そして、映画のヒットを支える若い世代の生活の大部分を、SNSやネット利用が占めていることを踏まえ、大高氏は「テレビをはじめマスメディアに触れる若い人がどんどん減っているため、量産されてきたドラマの映画化や、漫画や小説原作のメディアミックスからの映画化という邦画実写の基盤の形が、これから大きく変わっていくかもしれない」と指摘する。
洋画の苦戦は続いている
洋画の時流は今年も変わっていない。TOP10に『ウィッシュ』(36億円)と『ウォンカとチョコレート工場のはじまり』(23.7億円)の2作が入っているが、前者はディズニー100周年記念作であり、後者はいま旬の世界的スターが出演するハリウッド大作。
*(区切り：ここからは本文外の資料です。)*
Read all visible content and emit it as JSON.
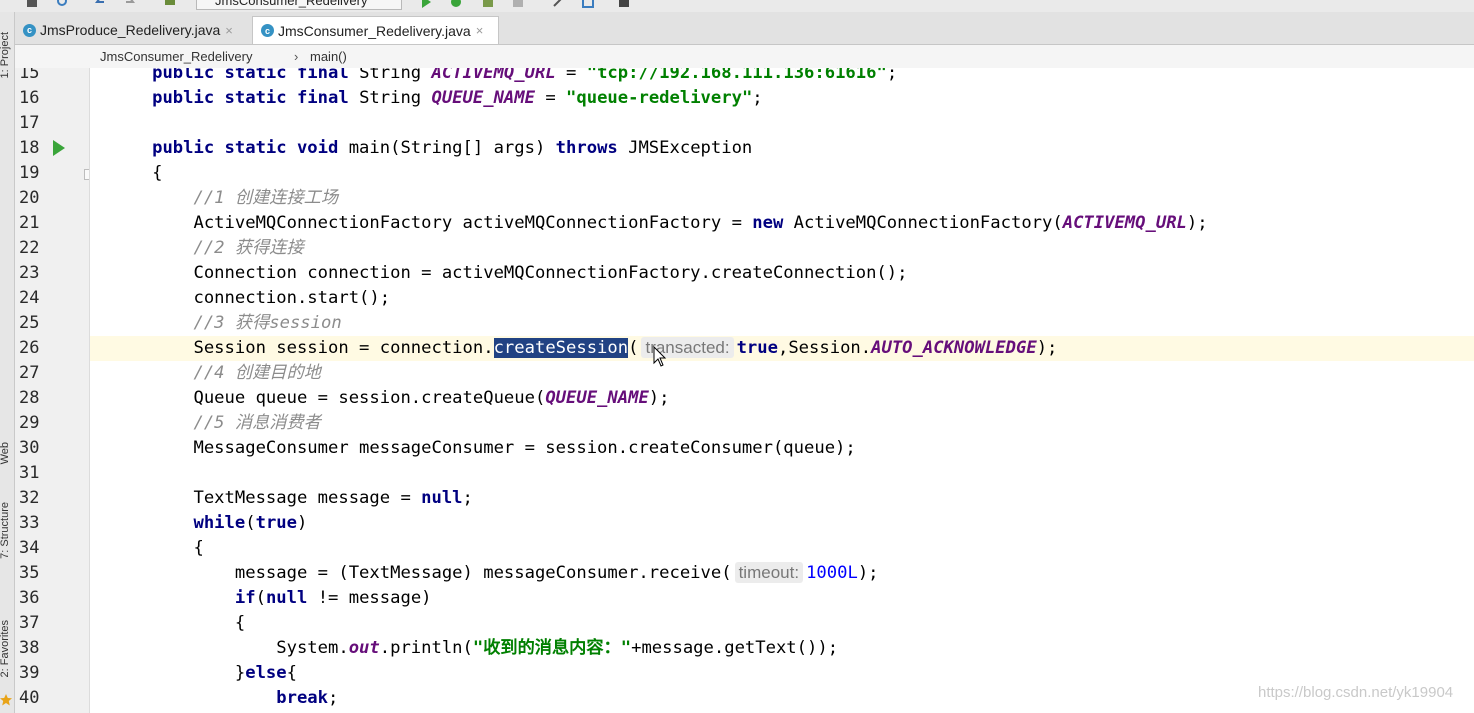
{
  "toolbar": {
    "run_config": "JmsConsumer_Redelivery",
    "icons": [
      "save-icon",
      "sync-icon",
      "back-icon",
      "forward-icon",
      "build-icon",
      "run-icon",
      "debug-icon",
      "coverage-icon",
      "stop-icon",
      "wrench-icon",
      "structure-icon",
      "terminal-icon"
    ]
  },
  "side_tools": {
    "project": "1: Project",
    "web": "Web",
    "structure": "7: Structure",
    "favorites": "2: Favorites"
  },
  "tabs": [
    {
      "label": "JmsProduce_Redelivery.java",
      "active": false
    },
    {
      "label": "JmsConsumer_Redelivery.java",
      "active": true
    }
  ],
  "breadcrumb": [
    "JmsConsumer_Redelivery",
    "main()"
  ],
  "editor": {
    "line_numbers": [
      "15",
      "16",
      "17",
      "18",
      "19",
      "20",
      "21",
      "22",
      "23",
      "24",
      "25",
      "26",
      "27",
      "28",
      "29",
      "30",
      "31",
      "32",
      "33",
      "34",
      "35",
      "36",
      "37",
      "38",
      "39",
      "40"
    ],
    "current_line": "26",
    "line15": {
      "kw": "public static final ",
      "t1": "String ",
      "c1": "ACTIVEMQ_URL",
      "t2": " = ",
      "s1": "\"tcp://192.168.111.136:61616\"",
      "t3": ";"
    },
    "line16": {
      "kw": "public static final ",
      "t1": "String ",
      "c1": "QUEUE_NAME",
      "t2": " = ",
      "s1": "\"queue-redelivery\"",
      "t3": ";"
    },
    "line18": {
      "kw1": "public static void ",
      "t1": "main(String[] args) ",
      "kw2": "throws ",
      "t2": "JMSException"
    },
    "line19": "{",
    "line20": "//1 创建连接工场",
    "line21": {
      "t1": "ActiveMQConnectionFactory activeMQConnectionFactory = ",
      "kw": "new ",
      "t2": "ActiveMQConnectionFactory(",
      "c1": "ACTIVEMQ_URL",
      "t3": ");"
    },
    "line22": "//2 获得连接",
    "line23": "Connection connection = activeMQConnectionFactory.createConnection();",
    "line24": "connection.start();",
    "line25": "//3 获得session",
    "line26": {
      "t1": "Session session = connection.",
      "sel": "createSession",
      "t2": "(",
      "hint": "transacted:",
      "kw": "true",
      "t3": ",Session.",
      "c1": "AUTO_ACKNOWLEDGE",
      "t4": ");"
    },
    "line27": "//4 创建目的地",
    "line28": {
      "t1": "Queue queue = session.createQueue(",
      "c1": "QUEUE_NAME",
      "t2": ");"
    },
    "line29": "//5 消息消费者",
    "line30": "MessageConsumer messageConsumer = session.createConsumer(queue);",
    "line32": {
      "t1": "TextMessage message = ",
      "kw": "null",
      "t2": ";"
    },
    "line33": {
      "kw1": "while",
      "t1": "(",
      "kw2": "true",
      "t2": ")"
    },
    "line34": "{",
    "line35": {
      "t1": "message = (TextMessage) messageConsumer.receive(",
      "hint": "timeout:",
      "num": "1000L",
      "t2": ");"
    },
    "line36": {
      "kw1": "if",
      "t1": "(",
      "kw2": "null",
      "t2": " != message)"
    },
    "line37": "{",
    "line38": {
      "t1": "System.",
      "c1": "out",
      "t2": ".println(",
      "s1": "\"收到的消息内容：\"",
      "t3": "+message.getText());"
    },
    "line39": {
      "t1": "}",
      "kw": "else",
      "t2": "{"
    },
    "line40": {
      "kw": "break",
      "t1": ";"
    }
  },
  "watermark": "https://blog.csdn.net/yk19904"
}
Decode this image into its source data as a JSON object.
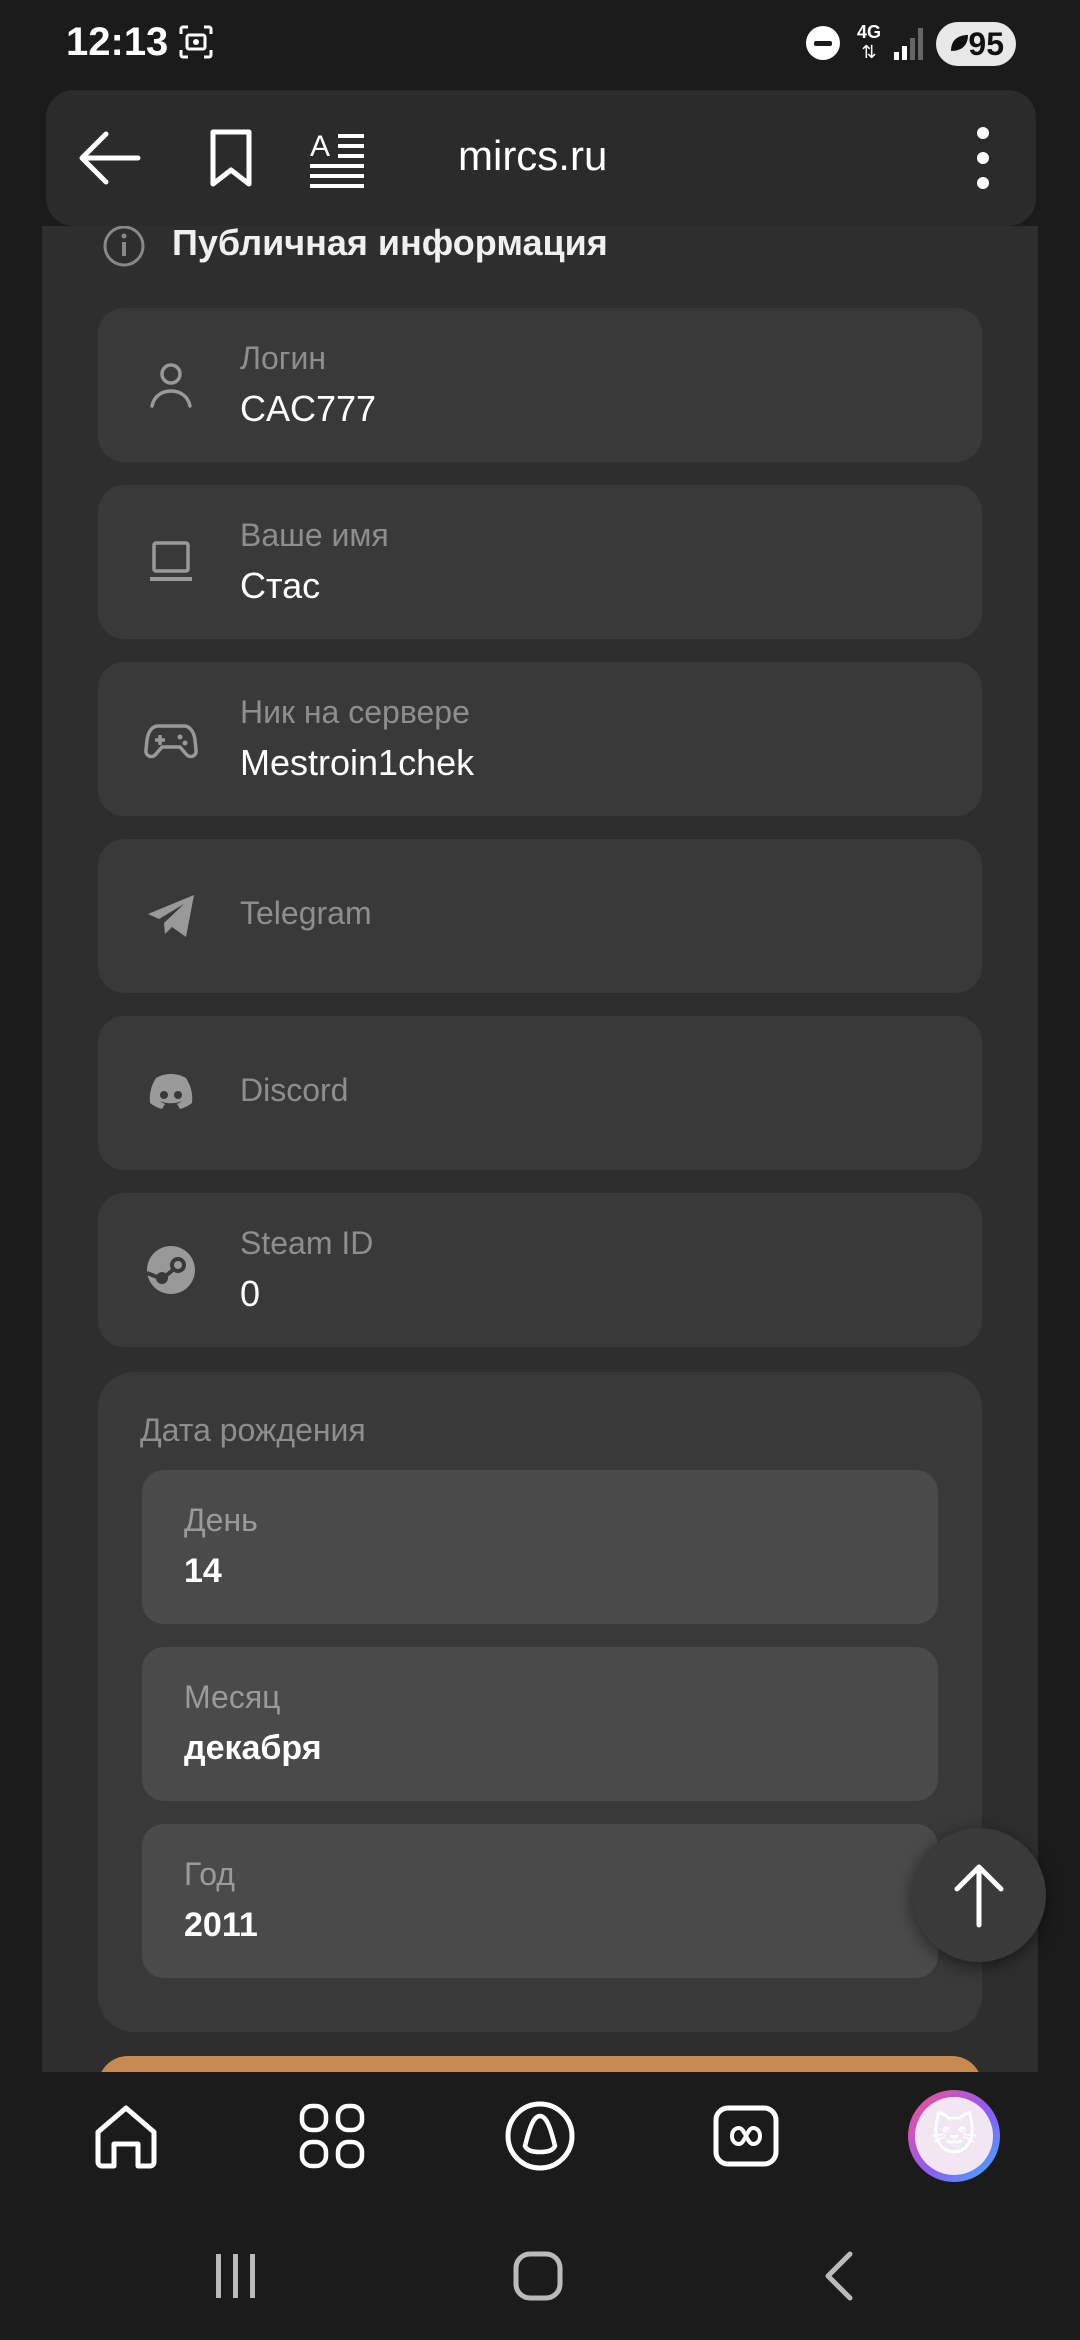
{
  "status_bar": {
    "time": "12:13",
    "network": "4G",
    "battery": "95"
  },
  "browser": {
    "url": "mircs.ru"
  },
  "section": {
    "title": "Публичная информация"
  },
  "fields": [
    {
      "label": "Логин",
      "value": "CAC777",
      "icon": "user-icon"
    },
    {
      "label": "Ваше имя",
      "value": "Стас",
      "icon": "laptop-icon"
    },
    {
      "label": "Ник на сервере",
      "value": "Mestroin1chek",
      "icon": "gamepad-icon"
    },
    {
      "label": "Telegram",
      "value": "",
      "icon": "telegram-icon"
    },
    {
      "label": "Discord",
      "value": "",
      "icon": "discord-icon"
    },
    {
      "label": "Steam ID",
      "value": "0",
      "icon": "steam-icon"
    }
  ],
  "birthdate": {
    "title": "Дата рождения",
    "day_label": "День",
    "day_value": "14",
    "month_label": "Месяц",
    "month_value": "декабря",
    "year_label": "Год",
    "year_value": "2011"
  },
  "colors": {
    "background": "#1b1b1b",
    "panel": "#2e2e2e",
    "field": "#393939",
    "accent_orange": "#c98a52"
  }
}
ともに本来の期待値とはかけ離れた興行になった。
日本公開を巡って社会的な話題にもなった、原爆の父を描くクリストファー・ノーラン監督のハリウッド大作『オッペンハイマー』は17億〜18億円ほど。都会を中心に社会問題に関心のある若い世代が足を運んだが、センシティブなテーマ性のためか、幅広い一般層へは響かなかったようだ。
気になるのは、洋画ファンの年配層がどこまで動いたか。本作の興行からは、同層の動きが鈍かったことがうかがえる。『オッペンハイマー』は3時間という長尺がハードルになったことも考えられるが、映画そのものの鑑賞への行動変化が起きているとすれば、これからの洋画興行はこれまで以上に厳しくなっていくかもしれない。
洋画はいまやシリーズ大作の続編に対する観客の引きがない。若い世代を引きつける社会的時流や要素が生まれないまま時間が過ぎ去って、もはやその厳しさが当たり前になり、かつての洋画隆盛期のような未来は見えなくなっている。
大高氏は映画業界全体の課題として「いまシネコンは邦画も洋画も話題はアニメばかり。すでに少なくなっている映画ファンが観たい社会派映画や骨太な人間ドラマの作品がじり貧状態だ。そうなると、長く映画に関心を持ってきた人たちや、映画に幅広い価値を見出そうとする若い人たちも、劇場に行くのをやめてしまう。それはすごく大きな問題だ」と語る。この上半期の興行結果から、構造的な積年の問題への危機感はより高まりそうだ。